The downward trend in the semiconductor market over the past year has reflected the pandemic-induced over-ordering of computers and smartphones, which led to an abnormal increase in sales, but also the restrictions imposed on China by the US government on free trade in advanced chips, first by former President Donald Trump and now by current President Joe Biden, especially with his chip law (the US Chips Act) enacted last November.
The main aim of the US Chips Act and the European Chip Act, the latter of which is still in the process of being approved by the European Union, is to encourage more chips to be manufactured in the United States and the European Union by granting subsidies and soft loans, and thus achieve greater autonomy in this strategic market. The US has also banned its companies, and those that use all or part of US-patented production equipment, from selling their products to China, especially those with high added value, such as those used for military purposes or high-performance servers and artificial intelligence tasks. It also succeeded in stopping TSMC from supplying chips to Huawei, even though the Chinese company had designed them.
The US also imposed that companies that manufacture advanced chips in China with US patents, such as the American Intel or Micron but also Samsung and SK Hynix, all of them with huge production centres for processors and memories, could not renew their equipment subject to US patents after a one-year extension, which is expected (although not confirmed) to expire next September. According to the Financial Times, the US will continue to ban Samsung and SK Hynix from selling sophisticated chips to China, although the decision has not yet been approved by President Biden.
China happens to be the largest purchaser of chips and production equipment, both for domestic consumption and for export in the form of finished electronics products. Virtually all of HP and Dell’s computers and laptops, for example, are assembled in China and exported to the rest of the world. A large part of the wafers manufactured by TSMC in Taiwan are shipped to mainland China to be cut and encapsulated into chips from Apple, Qualcomm, MediaTek or NVidia and assembled into smartphones from Chinese manufacturers.

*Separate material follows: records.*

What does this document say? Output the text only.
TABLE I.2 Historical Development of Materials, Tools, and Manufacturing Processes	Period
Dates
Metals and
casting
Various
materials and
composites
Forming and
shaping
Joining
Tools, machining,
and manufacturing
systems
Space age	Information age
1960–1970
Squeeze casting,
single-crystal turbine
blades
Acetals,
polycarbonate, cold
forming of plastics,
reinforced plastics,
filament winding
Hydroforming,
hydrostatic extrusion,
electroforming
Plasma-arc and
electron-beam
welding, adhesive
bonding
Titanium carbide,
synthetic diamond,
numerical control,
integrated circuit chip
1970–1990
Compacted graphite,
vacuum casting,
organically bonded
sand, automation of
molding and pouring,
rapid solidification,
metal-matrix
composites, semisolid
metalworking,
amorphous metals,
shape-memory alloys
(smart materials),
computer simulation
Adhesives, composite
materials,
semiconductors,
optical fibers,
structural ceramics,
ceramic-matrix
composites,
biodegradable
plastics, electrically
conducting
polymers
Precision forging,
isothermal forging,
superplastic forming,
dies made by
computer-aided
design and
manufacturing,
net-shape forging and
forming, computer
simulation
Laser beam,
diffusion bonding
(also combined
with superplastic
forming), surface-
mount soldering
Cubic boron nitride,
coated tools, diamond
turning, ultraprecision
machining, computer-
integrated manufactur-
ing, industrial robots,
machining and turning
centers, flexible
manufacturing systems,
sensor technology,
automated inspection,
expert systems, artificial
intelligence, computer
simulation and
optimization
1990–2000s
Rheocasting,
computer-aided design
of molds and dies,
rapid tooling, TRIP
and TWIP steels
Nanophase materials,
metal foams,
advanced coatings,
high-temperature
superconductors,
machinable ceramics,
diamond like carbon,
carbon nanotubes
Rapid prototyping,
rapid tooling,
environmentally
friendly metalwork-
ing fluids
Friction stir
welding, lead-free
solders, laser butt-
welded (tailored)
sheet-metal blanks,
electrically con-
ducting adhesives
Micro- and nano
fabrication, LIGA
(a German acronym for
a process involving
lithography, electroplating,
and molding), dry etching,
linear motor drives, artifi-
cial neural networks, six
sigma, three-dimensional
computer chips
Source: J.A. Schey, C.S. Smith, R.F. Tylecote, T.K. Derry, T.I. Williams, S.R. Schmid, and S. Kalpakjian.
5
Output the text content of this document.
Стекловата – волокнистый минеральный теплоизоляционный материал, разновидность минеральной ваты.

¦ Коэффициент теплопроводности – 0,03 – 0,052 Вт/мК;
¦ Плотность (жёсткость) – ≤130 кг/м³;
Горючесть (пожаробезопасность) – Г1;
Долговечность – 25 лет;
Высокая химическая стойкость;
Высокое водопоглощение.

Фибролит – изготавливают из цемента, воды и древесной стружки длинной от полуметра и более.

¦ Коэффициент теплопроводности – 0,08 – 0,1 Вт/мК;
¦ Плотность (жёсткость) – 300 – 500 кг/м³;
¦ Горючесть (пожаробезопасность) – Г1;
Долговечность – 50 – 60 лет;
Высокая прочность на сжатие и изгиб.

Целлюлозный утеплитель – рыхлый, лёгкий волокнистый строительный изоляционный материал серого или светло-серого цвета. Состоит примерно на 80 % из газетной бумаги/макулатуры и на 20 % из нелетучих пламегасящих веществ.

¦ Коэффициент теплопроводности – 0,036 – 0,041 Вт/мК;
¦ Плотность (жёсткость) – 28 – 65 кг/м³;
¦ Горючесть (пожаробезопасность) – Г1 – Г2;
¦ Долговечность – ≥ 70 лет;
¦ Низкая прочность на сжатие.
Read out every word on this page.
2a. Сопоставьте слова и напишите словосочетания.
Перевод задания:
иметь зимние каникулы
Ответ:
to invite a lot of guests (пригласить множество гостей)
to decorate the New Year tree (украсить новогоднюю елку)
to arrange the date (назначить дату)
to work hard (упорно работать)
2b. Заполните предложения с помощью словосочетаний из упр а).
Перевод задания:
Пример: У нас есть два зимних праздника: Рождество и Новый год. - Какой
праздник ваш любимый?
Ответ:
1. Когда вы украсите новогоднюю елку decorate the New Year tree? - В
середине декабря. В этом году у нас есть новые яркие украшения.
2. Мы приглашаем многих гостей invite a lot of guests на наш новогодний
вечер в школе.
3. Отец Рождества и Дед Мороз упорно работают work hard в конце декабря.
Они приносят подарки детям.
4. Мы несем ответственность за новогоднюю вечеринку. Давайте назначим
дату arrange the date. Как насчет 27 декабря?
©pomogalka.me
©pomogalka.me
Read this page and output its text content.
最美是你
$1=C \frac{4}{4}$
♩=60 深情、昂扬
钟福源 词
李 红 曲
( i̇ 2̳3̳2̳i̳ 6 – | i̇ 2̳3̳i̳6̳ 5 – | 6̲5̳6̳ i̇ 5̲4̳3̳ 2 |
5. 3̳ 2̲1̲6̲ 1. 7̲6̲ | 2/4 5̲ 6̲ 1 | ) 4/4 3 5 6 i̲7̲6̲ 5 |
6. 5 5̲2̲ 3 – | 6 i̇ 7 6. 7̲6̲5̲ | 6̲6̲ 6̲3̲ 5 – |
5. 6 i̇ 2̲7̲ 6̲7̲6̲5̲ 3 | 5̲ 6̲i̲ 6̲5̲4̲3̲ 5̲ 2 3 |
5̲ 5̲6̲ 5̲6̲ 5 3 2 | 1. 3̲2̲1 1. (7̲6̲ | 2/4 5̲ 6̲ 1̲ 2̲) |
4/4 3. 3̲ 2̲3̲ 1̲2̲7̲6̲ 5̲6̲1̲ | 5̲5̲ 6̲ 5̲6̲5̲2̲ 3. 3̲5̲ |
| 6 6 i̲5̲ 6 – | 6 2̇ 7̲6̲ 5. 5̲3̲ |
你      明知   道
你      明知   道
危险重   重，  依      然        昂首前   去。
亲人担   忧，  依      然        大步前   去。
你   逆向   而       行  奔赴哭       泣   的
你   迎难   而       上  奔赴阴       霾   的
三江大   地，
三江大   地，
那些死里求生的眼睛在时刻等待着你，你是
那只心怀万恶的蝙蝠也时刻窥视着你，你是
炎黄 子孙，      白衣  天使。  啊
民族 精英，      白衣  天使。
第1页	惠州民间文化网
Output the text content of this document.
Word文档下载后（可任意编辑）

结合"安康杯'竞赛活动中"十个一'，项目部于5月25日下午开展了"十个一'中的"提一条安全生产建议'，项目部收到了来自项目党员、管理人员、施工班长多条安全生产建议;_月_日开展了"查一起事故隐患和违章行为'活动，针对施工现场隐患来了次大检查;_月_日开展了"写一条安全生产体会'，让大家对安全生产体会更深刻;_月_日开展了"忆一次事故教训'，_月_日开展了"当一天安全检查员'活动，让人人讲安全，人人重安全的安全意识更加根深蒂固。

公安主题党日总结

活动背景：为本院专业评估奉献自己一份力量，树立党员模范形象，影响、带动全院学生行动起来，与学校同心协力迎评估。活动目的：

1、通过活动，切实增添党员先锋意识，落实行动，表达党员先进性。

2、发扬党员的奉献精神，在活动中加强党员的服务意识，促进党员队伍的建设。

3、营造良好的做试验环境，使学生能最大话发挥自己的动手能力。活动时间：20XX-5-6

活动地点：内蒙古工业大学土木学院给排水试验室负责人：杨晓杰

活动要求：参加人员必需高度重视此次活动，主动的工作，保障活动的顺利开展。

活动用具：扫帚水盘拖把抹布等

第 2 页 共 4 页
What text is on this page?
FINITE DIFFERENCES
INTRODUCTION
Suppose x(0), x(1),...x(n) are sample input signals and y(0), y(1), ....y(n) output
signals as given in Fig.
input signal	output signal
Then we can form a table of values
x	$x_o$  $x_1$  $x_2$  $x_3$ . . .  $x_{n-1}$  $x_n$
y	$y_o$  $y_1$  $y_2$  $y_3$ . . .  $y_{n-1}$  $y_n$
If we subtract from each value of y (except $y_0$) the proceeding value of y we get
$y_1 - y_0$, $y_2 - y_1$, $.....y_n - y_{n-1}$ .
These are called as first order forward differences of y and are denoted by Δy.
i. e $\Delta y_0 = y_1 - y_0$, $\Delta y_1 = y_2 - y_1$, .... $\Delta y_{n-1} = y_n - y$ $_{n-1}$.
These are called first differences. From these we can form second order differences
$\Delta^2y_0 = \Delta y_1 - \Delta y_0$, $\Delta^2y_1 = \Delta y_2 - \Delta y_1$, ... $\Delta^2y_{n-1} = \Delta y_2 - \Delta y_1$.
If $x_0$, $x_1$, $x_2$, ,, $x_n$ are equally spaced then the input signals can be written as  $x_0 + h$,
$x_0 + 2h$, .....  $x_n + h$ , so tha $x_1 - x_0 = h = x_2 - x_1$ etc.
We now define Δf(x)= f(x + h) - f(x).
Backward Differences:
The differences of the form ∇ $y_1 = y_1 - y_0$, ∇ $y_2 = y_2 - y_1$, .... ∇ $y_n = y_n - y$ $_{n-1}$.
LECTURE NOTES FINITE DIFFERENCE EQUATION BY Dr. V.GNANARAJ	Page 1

TSMC has stated that manufacturing chips in the US is 30% more expensive than in Taiwan, which is unsustainable without generous public subsidies from the US. From a strategic point of view, it is in TSMC’s interest to relocate some of its production outside Taiwan, either to the US or to Europe. That is why it has built a plant in the US and will probably agree to do so in Europe as well, even if it is not particularly profitable. But the plants will certainly not be the most advanced when the pace of mass production is finally reached, nor will TSMC share production secrets, as the United States aspires to.
The problem is that the amount of subsidies to manufacture chips in the United States or Europe, just over $50 billion in each case and over several years, is an amount that does not even represent half of the annual investment that TSMC or Samsung allocate to semiconductor production plants, which are essential to continue the technological race and lead the market in highly sophisticated chips.
Intel’s current financial situation is a symptom of the chip industry’s problems. To remain competitive in the infinitesimal chip race, the company must build production plants costing tens of billions of dollars and taking up to five years to build. At the moment, Intel is well advanced with the renovation of its factory in Ireland and the construction of the macro-complex in Ohio is well underway.
But Intel’s subsidies only cover a small part of the necessary investment, however high they may be, while its market capitalisation has plummeted to 34 dollars a share when it was twice as much two years ago, partly because of the first quarter losses of 2.8 billion dollars and the 34% drop in turnover compared to a year earlier that it announced a few days ago. Against this backdrop, experts are sceptical that Intel can match its manufacturing ambitions, even if it manages to catch up technologically within a year with TSMC and Samsung, as it has repeatedly claimed.
The market back-and-forth is also affecting Qualcomm, the US manufacturer that specialises in designing processors for smartphones, which are made by TSMC. Qualcomm has just announced that its sales in the last quarter were down 17% and profits 42% from twelve months earlier, due to lower smartphone sales in the last nine months.
Results from MediaTek, Qualcomm’s big competitor in smartphone processors, which is also made by compatriot TSMC, are expected to show a similar decline in sales. Smartphones are not only crucial to Apple’s profits, but the evolution of global sales, irretrievably downward, has broad repercussions for the entire technology sector.
The second half of the year and especially next year will be decisive for the future development of the global semiconductor market and the competitive position of Europe, the United States, South Korea, Taiwan, Japan and China in the industry in the second half of this decade. Not to be forgotten either is India, which wants to become a major global technology player and the size of its domestic market allows it to do so. And all this against the backdrop of a conflict between Russia and Ukraine that has no end in sight.